Western advertising and public relations agencies are increasingly merging with African counterparts to attract international corporate clients looking to break into Africa — considered the last frontier for consumer markets.
However, the emphasis is no longer on polishing the reputations of country leaders but in promoting multinational corporations keen to extend their African footprint.
Western public relations agents in Africa are often associated with laundering the image of a head of state or a government. Strategy group AKPD Message, founded by former Obama campaign manager David Axelrod, has been linked with Nigerian president-elect Muhammadu Buhari, whose campaign message promising change edged him to the top in the recent election.
While whispering in the ears of African leaders continues, global communications firms are now seeking out multinational corporations wanting to break into a continent that hosts six of the 10 fastest-growing economies in the world.
Global communications companies have acquired or partnered with dozens of African agencies in the past two years, said Keri-Ann Stanton, managing director of Engage Joe Public, a public relations (PR) agency.
The explosion of mobile devices has contributed to the growth of locally owned digital agencies in sub-Saharan Africa that are carving their own niche and winning plenty of plaudits of their own, Stanton said
“We are an emerging market and we know that a lot of people are trying to get into the market and a lot of people have failed terribly. It seems like there is very much a shift - the first world is watching Africa for innovation," she said.
Africa’s claim as the “mobile continent” is reinforced by predictions that mobile broadband will increase by twentyfold in the next five years, with 930 million mobile subscriptions estimated by the end of 2019.
American PR firm Grey opened an Africa office in Johannesburg to service clients in Nigeria, Mozambique, Kenya, Ghana, Tanzania and Botswana. These are fast-growing markets, said Paul Jackson, managing director at Grey South Africa.
"We have seen a lot of multinationals not getting the returns in first world economies and looking to the third world markets and emerging markets for additional returns. Obviously, it is lot riskier ... these are markets that they don’t understand. But they know that Africa is the place they have got to be," Jackson said.
Africa’s emerging markets are unchartered territory for some multinational corporations bewildered by the nuances of the continent. Combined with a dearth of marketing data, on-the-ground expertise is a keenly sought commodity.
"It is really important any client and/or agency understands the various markets that they are targeting, those various nuances, the different cultures, the key insights that is going to make a product move in a very tough landscape. You have got to have on the ground representation; you can’t fly by remote control," Jackson said.

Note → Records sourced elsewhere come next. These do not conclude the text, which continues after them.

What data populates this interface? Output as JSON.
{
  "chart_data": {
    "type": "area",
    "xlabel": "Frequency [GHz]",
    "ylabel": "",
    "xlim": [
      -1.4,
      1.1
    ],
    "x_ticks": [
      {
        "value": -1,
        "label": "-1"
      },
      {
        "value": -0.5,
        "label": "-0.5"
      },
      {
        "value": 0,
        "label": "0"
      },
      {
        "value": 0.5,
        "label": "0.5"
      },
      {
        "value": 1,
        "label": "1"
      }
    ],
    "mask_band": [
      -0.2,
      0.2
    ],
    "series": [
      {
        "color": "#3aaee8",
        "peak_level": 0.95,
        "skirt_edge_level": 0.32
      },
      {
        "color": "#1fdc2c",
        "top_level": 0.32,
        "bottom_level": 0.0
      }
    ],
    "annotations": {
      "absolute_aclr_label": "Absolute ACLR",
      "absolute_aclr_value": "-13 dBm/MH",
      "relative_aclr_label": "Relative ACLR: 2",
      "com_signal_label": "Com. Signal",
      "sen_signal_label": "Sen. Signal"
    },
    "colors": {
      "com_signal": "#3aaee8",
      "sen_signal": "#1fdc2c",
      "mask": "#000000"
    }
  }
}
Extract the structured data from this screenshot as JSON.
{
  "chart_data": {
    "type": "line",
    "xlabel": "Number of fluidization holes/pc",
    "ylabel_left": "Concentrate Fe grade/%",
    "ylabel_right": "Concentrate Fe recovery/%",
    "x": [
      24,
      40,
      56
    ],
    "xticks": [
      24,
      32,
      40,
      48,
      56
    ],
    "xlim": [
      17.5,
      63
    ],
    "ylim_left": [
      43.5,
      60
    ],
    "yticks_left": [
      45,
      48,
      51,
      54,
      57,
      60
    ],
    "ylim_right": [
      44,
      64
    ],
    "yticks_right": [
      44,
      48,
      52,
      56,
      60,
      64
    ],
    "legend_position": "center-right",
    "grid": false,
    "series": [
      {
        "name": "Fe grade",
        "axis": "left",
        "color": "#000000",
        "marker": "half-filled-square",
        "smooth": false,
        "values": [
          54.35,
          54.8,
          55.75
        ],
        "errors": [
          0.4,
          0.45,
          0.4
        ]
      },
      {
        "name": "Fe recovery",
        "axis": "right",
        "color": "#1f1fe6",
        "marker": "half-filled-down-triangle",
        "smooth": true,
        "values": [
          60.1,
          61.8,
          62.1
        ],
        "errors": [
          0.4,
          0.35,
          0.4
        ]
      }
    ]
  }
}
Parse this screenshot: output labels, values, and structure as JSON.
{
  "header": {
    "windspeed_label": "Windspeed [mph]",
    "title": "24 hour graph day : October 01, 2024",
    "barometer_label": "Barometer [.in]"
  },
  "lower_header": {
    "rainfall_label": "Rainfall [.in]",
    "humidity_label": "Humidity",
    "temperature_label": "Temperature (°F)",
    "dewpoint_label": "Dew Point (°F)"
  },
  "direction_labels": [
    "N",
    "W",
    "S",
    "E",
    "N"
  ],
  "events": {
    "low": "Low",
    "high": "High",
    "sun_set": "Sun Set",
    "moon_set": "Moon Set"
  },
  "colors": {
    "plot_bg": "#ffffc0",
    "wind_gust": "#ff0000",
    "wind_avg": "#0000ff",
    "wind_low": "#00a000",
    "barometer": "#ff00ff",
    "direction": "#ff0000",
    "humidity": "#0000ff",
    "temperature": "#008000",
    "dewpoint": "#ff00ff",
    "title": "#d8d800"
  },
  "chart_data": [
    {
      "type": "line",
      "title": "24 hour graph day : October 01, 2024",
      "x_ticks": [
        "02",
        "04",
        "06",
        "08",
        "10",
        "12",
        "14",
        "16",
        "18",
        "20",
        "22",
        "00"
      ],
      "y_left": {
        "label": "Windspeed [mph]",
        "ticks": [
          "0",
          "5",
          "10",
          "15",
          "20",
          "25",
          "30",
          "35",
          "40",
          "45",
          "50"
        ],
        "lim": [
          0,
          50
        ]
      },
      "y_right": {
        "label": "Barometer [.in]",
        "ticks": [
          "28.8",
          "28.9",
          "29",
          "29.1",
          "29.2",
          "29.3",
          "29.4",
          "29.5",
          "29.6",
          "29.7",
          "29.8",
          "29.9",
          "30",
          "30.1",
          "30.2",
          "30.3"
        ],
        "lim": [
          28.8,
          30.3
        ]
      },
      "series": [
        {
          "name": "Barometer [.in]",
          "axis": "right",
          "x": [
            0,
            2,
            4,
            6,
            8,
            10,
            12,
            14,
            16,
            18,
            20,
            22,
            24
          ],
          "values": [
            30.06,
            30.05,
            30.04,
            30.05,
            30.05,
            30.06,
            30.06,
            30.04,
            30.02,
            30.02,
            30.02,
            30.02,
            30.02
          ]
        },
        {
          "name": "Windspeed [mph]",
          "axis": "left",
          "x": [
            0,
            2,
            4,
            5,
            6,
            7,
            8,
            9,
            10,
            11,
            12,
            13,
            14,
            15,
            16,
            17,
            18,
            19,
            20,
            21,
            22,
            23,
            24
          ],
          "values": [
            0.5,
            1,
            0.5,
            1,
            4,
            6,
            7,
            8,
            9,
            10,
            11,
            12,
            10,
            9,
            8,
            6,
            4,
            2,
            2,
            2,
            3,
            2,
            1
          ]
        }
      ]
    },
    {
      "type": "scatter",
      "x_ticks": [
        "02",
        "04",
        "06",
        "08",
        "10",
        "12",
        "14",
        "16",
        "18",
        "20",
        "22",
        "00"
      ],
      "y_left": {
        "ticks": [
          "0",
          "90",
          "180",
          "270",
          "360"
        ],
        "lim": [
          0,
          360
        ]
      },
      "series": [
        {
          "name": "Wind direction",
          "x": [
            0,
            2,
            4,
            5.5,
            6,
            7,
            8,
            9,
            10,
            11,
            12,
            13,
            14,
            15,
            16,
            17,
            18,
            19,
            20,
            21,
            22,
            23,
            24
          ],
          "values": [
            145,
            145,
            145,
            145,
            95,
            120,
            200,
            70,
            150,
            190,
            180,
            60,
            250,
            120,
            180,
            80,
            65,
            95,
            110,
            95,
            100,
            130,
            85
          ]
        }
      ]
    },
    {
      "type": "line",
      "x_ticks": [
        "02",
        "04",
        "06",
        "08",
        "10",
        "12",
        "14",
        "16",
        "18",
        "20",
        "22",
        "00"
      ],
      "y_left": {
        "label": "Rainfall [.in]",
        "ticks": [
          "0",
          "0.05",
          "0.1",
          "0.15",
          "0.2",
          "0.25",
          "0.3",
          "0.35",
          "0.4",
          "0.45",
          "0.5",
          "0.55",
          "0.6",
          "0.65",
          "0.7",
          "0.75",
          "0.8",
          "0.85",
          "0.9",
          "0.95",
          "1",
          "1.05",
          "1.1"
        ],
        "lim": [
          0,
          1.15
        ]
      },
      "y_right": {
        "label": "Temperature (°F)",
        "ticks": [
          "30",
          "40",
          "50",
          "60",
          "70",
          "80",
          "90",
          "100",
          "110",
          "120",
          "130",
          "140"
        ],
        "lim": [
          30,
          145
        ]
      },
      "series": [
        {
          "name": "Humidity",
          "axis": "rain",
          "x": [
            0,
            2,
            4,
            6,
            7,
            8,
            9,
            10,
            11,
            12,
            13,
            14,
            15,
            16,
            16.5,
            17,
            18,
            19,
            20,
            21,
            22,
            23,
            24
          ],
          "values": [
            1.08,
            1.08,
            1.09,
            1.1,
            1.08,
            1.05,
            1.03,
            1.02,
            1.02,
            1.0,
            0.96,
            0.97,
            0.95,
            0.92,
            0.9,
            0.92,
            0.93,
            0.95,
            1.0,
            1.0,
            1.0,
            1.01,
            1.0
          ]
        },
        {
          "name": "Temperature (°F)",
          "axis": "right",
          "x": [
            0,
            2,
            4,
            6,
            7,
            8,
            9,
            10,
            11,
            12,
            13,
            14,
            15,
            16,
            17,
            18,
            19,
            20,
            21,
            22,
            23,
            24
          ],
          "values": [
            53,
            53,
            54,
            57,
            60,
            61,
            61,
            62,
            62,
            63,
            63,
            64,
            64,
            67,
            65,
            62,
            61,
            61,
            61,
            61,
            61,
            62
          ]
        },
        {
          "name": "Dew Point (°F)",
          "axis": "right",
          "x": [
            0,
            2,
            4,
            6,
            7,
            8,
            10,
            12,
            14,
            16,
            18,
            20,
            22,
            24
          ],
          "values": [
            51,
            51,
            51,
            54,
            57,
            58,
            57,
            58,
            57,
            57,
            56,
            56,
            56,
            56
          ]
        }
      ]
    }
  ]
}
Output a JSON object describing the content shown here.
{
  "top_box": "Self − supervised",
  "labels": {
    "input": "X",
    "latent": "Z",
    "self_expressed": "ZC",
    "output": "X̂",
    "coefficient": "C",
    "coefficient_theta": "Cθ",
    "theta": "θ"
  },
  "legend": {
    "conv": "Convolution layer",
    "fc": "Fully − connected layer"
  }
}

In October, London-headquartered Weber Shandwick announced it was merging with it South African sister agency, McCann PR, allowing the London-based company to significantly boost its number of South African business clients.
Fraser Lamb, chief executive officer and Africa chairman of McCann Worldgroup, said poorly informed advertising campaigns can be costly. A MasterCard campaign designed for Africa but developed in Dubai did not translate, he said.
"The campaign was a disconnect from the reality. For instance, in our truth about Africa, we talked about countries that actually have safari versus the perceived number of countries. The artwork that came from abroad was largely about safari and we said, ‘If this is for Kenya, it works; whereas in Nigeria - it’s [safari] scarce.’ It was a campaign that had to be adapted," Lamb said.
He said better research revealed that Nigeria’s MasterCard holders were more familiar with Harrods, a London luxury store, than elephants and lions.